「我自然是……」
「你快點過去吧。」裴疏予急忙道。
「裴疏予,你都病成這樣了。」
「沐白逸,你別忘了你除了是我愛人之外,也是長勝的老總。我們既然說好公平競爭,你就不該這樣做。」裴疏予死死的盯著他道。

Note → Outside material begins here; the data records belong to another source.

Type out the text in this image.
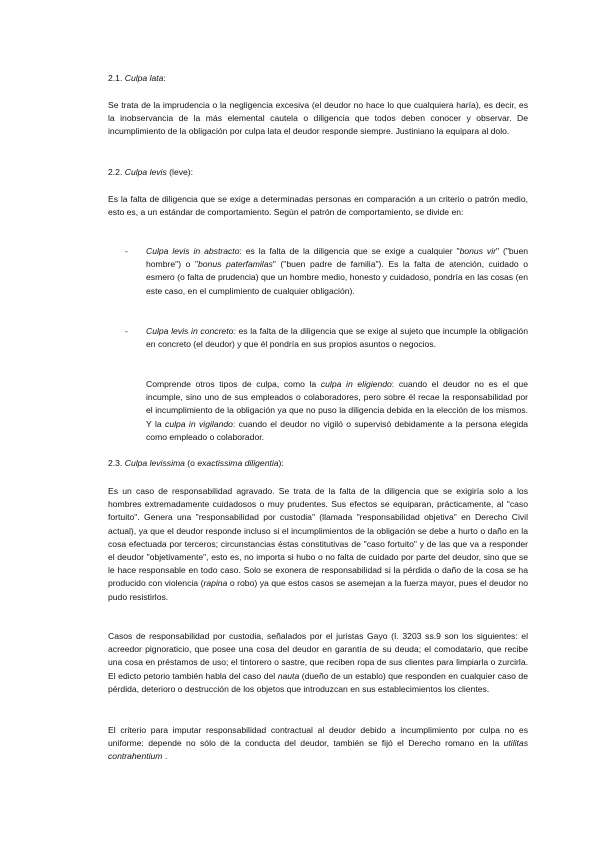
2.1. Culpa lata:

Se trata de la imprudencia o la negligencia excesiva (el deudor no hace lo que cualquiera haría), es decir, es la inobservancia de la más elemental cautela o diligencia que todos deben conocer y observar. De incumplimiento de la obligación por culpa lata el deudor responde siempre. Justiniano la equipara al dolo.

2.2. Culpa levis (leve):

Es la falta de diligencia que se exige a determinadas personas en comparación a un criterio o patrón medio, esto es, a un estándar de comportamiento. Según el patrón de comportamiento, se divide en:

- Culpa levis in abstracto: es la falta de la diligencia que se exige a cualquier "bonus vir" ("buen hombre") o "bonus paterfamilas" ("buen padre de familia"). Es la falta de atención, cuidado o esmero (o falta de prudencia) que un hombre medio, honesto y cuidadoso, pondría en las cosas (en este caso, en el cumplimiento de cualquier obligación).

- Culpa levis in concreto: es la falta de la diligencia que se exige al sujeto que incumple la obligación en concreto (el deudor) y que él pondría en sus propios asuntos o negocios.

Comprende otros tipos de culpa, como la culpa in eligiendo: cuando el deudor no es el que incumple, sino uno de sus empleados o colaboradores, pero sobre él recae la responsabilidad por el incumplimiento de la obligación ya que no puso la diligencia debida en la elección de los mismos. Y la culpa in vigilando: cuando el deudor no vigiló o supervisó debidamente a la persona elegida como empleado o colaborador.

2.3. Culpa levissima (o exactissima diligentia):

Es un caso de responsabilidad agravado. Se trata de la falta de la diligencia que se exigiría solo a los hombres extremadamente cuidadosos o muy prudentes. Sus efectos se equiparan, prácticamente, al "caso fortuito". Genera una "responsabilidad por custodia" (llamada "responsabilidad objetiva" en Derecho Civil actual), ya que el deudor responde incluso si el incumplimientos de la obligación se debe a hurto o daño en la cosa efectuada por terceros; circunstancias éstas constitutivas de "caso fortuito" y de las que va a responder el deudor "objetivamente", esto es, no importa si hubo o no falta de cuidado por parte del deudor, sino que se le hace responsable en todo caso. Solo se exonera de responsabilidad si la pérdida o daño de la cosa se ha producido con violencia (rapina o robo) ya que estos casos se asemejan a la fuerza mayor, pues el deudor no pudo resistirlos.

Casos de responsabilidad por custodia, señalados por el juristas Gayo (I. 3203 ss.9 son los siguientes: el acreedor pignoraticio, que posee una cosa del deudor en garantía de su deuda; el comodatario, que recibe una cosa en préstamos de uso; el tintorero o sastre, que reciben ropa de sus clientes para limpiarla o zurcirla. El edicto petorio también habla del caso del nauta (dueño de un establo) que responden en cualquier caso de pérdida, deterioro o destrucción de los objetos que introduzcan en sus establecimientos los clientes.

El criterio para imputar responsabilidad contractual al deudor debido a incumplimiento por culpa no es uniforme: depende no sólo de la conducta del deudor, también se fijó el Derecho romano en la utilitas contrahentium .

沐白逸臉色一變,因為裴疏予是認真的。他就是那麼驕傲的人,他可以抓住一切把柄去攻擊別人,卻不願意在喜歡的人面前耍心計。
「我裴疏予沒有那麼容易認輸。」他笑道,襯著一張通紅的臉,看著格外的倔強。
沐白逸突然笑了,他掛了電話,在裴疏予嘴角咬了一下,道:「好,輸了,你別哭。」
「說不定哭的人是你。」
沐白逸離開之後,裴疏予就扛不住的倒在了床上。護士過來查房的時候,發現他高燒39°,當時就喊來了醫生,然後又開始了新一輪的折磨。裴疏予昏昏沉沉的躺在床上,腦海里轉過很多畫面。
有競標失敗,成功者的嘲笑,旁觀者的議論紛紛。有競標成功,所有人的掌聲響迎。也有沙海那邊的空曠土地上起來無數個建築群。他在盛世奮鬥了近十年,是否能夠再上一層樓,就看現在了。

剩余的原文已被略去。